Quase um ano após o desaparecimento da engenheira Patrícia Amieira Franco, cerca de 60 pessoas entre amigos e parentes da jovem fizeram uma passeata na manhã deste domingo (7), na orla da Barra da Tijuca, na Zona Oeste do Rio. Com cartazes, faixas e camisetas, os manifestantes pediram rapidez nas investigações do caso.

O movimento "Cadê Patrícia" fez um businaço em frente ao condomínio onde mora o secretário estadual de Segurança Pública, José Mariano Beltrame. Eliane Franco, tia de Patrícia, disse que os familiares buscam uma satisfação da polícia e do governo estadual. Segundo ela, as primeiras respostas apareceram somente com a reconstituição do crime, realizada na madrugada de quinta-feira (5).

“Nós estamos cobrando o que toda família cobraria quando se tem um parente desaparecido, como aconteceu com a Patrícia. Quase um ano após o acidente é que começamos a ter respostas”, disse.

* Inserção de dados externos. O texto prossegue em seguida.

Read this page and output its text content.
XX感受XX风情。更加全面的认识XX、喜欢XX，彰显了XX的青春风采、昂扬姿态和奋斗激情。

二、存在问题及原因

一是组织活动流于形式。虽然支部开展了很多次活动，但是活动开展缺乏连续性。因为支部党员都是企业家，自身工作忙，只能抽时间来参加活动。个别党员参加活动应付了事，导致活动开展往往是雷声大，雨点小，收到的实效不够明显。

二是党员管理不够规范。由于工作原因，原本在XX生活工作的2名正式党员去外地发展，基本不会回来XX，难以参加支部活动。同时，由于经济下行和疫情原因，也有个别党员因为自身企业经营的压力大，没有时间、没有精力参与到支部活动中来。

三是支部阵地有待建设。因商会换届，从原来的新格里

A mãe da engenheira, Tânia Franco, disse que aguarda a solução do caso e que ainda tem esperanças de que a filha ainda esteja viva. “Eu sou mãe, preciso acreditar que a minha filha ainda está viva. Eu trago sempre essa esperança dentro de mim. Essa passeata é para acordar as autoridades e alertá-los de que ainda estamos esperando por respostas”, disse.

 

A engenheira desapareceu na noite de 14 de junho do ano passado, quando voltava de uma festa para sua casa na Barra da Tijuca, na Zona Oeste do Rio. O carro de Patrícia cataiu ou foi jogado numa ribanceira no Canal de Marapendi, na saída do Túnel do Joá, na Barra. A perícia encontrou marcas de tiro no carro.

 

Mensagem de solidariedade

A passeata também passou em frente ao Hotel Windsor, onde estão os familiares das vítimas do voo 447, da Air France, que desapareceu sobre o Oceano Atlântico, no domingo (31), após partir do Rio de Janeiro com destino a Paris. Os manifestantes enviaram mensagem de apoio e solidariedade e rezaram uma oração.

 

Família cria site

 Em abril deste ano, a família de Patrícia lançou um site para divulgar todas as etapas da investigação e mostrar que o caso segue sem solução.

 

Segundo o irmão da engenheira, Adryano Franco, o site (www.cadepatricia.com.br) foi criado para ser mais um instrumento para obter informações sobre o que aconteceu com Patrícia.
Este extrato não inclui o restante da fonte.